Paris Is Burning, directed by Jennie Livingston, is an observational documentary shot in the late-1980s New York ballroom circuit, where rival houses compete at nightlong balls across categories, judged for craft, performance, and, crucially, “realness.” Livingston intercuts kinetic floor footage with intimate interviews from community figures including Dorian Corey, Pepper LaBeija, Willi Ninja, and Angie Xtravaganza, building a clear portrait of house structure, runway categories, and the codified language of voguing and “shade.”
The film’s subjects and aesthetics traveled quickly into fashion and pop culture. Voguing, refined on ballroom floors by artists like Willi Ninja, surfaced first in Malcolm McLaren’s 1989 “Deep in Vogue,” and then at global scale with Madonna’s “Vogue” (1990), whose video was choreographed and fronted by José Gutierez Xtravaganza and Luis Camacho. The film’s spare, interview-led construction lets participants define their own terms; as Corey reflects, “If you shoot an arrow and it goes real high, hooray for you.” In 2016 it was named to the National Film Registry.

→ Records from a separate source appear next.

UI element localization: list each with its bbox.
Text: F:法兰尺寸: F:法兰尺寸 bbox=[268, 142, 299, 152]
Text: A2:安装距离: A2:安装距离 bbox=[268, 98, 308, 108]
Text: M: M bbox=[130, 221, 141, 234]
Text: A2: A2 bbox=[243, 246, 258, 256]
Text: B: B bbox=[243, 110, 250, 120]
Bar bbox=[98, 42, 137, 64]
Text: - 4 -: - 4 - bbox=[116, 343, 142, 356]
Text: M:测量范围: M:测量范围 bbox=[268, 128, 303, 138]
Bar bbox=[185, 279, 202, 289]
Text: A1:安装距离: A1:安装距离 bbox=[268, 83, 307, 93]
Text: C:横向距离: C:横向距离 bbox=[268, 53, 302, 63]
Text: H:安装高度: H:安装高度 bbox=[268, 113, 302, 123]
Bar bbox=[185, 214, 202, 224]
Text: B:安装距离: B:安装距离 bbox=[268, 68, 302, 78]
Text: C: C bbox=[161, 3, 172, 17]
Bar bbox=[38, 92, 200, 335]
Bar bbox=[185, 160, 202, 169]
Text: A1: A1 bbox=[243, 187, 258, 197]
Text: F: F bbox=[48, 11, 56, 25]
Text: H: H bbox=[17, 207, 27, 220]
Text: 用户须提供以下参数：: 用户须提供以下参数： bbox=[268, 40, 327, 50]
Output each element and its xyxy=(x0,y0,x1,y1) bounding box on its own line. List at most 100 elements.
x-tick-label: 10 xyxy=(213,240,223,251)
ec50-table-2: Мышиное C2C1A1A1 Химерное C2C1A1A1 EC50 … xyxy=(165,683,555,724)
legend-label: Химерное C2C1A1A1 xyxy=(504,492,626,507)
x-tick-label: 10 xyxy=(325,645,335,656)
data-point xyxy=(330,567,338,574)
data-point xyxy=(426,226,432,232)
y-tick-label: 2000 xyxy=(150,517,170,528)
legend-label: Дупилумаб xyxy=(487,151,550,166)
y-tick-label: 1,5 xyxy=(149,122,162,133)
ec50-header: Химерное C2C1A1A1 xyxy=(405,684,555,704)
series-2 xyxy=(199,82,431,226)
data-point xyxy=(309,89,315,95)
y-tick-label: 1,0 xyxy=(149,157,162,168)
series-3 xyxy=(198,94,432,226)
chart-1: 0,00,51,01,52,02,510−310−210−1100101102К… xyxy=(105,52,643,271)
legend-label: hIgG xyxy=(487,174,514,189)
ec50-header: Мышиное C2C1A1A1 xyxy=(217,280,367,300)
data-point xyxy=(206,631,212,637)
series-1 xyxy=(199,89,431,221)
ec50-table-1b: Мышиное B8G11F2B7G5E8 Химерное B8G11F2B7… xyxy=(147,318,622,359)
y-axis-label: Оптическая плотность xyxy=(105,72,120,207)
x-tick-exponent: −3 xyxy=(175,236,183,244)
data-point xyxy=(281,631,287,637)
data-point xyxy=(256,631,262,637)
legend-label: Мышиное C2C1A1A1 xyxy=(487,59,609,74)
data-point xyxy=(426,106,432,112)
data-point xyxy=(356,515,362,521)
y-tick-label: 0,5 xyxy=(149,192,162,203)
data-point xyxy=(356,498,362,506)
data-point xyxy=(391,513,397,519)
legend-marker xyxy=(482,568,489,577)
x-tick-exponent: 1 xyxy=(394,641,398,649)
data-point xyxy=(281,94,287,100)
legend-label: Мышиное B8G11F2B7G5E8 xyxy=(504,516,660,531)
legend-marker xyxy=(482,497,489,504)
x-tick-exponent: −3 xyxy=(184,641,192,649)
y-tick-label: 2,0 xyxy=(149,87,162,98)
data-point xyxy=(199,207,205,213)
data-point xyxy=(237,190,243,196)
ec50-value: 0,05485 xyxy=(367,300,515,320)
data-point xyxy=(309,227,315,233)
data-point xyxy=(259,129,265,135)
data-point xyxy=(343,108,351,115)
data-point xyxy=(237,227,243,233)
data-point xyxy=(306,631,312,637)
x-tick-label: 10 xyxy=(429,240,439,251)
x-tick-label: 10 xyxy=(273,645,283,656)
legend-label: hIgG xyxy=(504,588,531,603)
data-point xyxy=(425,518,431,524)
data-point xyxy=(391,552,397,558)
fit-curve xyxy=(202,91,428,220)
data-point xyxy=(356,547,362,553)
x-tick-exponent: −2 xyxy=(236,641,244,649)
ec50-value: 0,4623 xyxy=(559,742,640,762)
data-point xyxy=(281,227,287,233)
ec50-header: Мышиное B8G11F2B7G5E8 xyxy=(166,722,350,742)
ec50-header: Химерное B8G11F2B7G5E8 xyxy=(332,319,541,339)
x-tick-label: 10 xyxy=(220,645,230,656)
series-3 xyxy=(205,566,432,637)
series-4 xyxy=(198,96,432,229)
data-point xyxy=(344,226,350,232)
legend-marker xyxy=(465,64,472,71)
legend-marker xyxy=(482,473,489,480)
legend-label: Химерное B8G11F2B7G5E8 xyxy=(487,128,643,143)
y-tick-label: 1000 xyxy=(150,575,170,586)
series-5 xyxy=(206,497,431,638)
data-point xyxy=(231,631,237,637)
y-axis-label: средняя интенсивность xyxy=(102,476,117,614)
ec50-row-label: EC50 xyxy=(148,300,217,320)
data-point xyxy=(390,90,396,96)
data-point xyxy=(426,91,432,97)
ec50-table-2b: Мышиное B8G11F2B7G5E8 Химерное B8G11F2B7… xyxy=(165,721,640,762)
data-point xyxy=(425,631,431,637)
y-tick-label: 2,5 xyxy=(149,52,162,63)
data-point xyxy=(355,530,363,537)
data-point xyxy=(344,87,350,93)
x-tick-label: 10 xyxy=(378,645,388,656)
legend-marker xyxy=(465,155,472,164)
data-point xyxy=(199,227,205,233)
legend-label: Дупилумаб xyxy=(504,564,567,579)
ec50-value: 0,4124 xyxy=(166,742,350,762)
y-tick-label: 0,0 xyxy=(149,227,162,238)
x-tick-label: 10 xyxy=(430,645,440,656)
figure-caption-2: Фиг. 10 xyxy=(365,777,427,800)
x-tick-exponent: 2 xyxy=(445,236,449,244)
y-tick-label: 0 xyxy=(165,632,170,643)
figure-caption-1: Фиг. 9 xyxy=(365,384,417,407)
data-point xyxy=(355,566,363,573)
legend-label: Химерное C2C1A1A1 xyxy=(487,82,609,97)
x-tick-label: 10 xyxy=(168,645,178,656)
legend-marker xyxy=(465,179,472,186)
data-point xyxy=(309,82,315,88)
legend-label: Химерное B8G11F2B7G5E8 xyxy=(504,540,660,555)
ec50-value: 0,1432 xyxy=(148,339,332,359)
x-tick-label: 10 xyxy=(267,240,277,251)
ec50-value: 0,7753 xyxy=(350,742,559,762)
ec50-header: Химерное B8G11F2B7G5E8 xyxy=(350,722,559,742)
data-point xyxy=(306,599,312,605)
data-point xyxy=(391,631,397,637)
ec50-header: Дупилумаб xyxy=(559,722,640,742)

The ballroom emcee’s cri de théâtre, “O-P-U-L-E-N-C-E. Opulence. You own everything.” became a durable catchphrase, while Ninja’s runway coaching and editorial work connected the scene to high fashion. Paris Is Burning won Sundance’s Grand Jury Prize for Documentary, positioning this once-underground lexicon: houses, categories, realness, vogue—in the broader record of late-20th-century style and performance.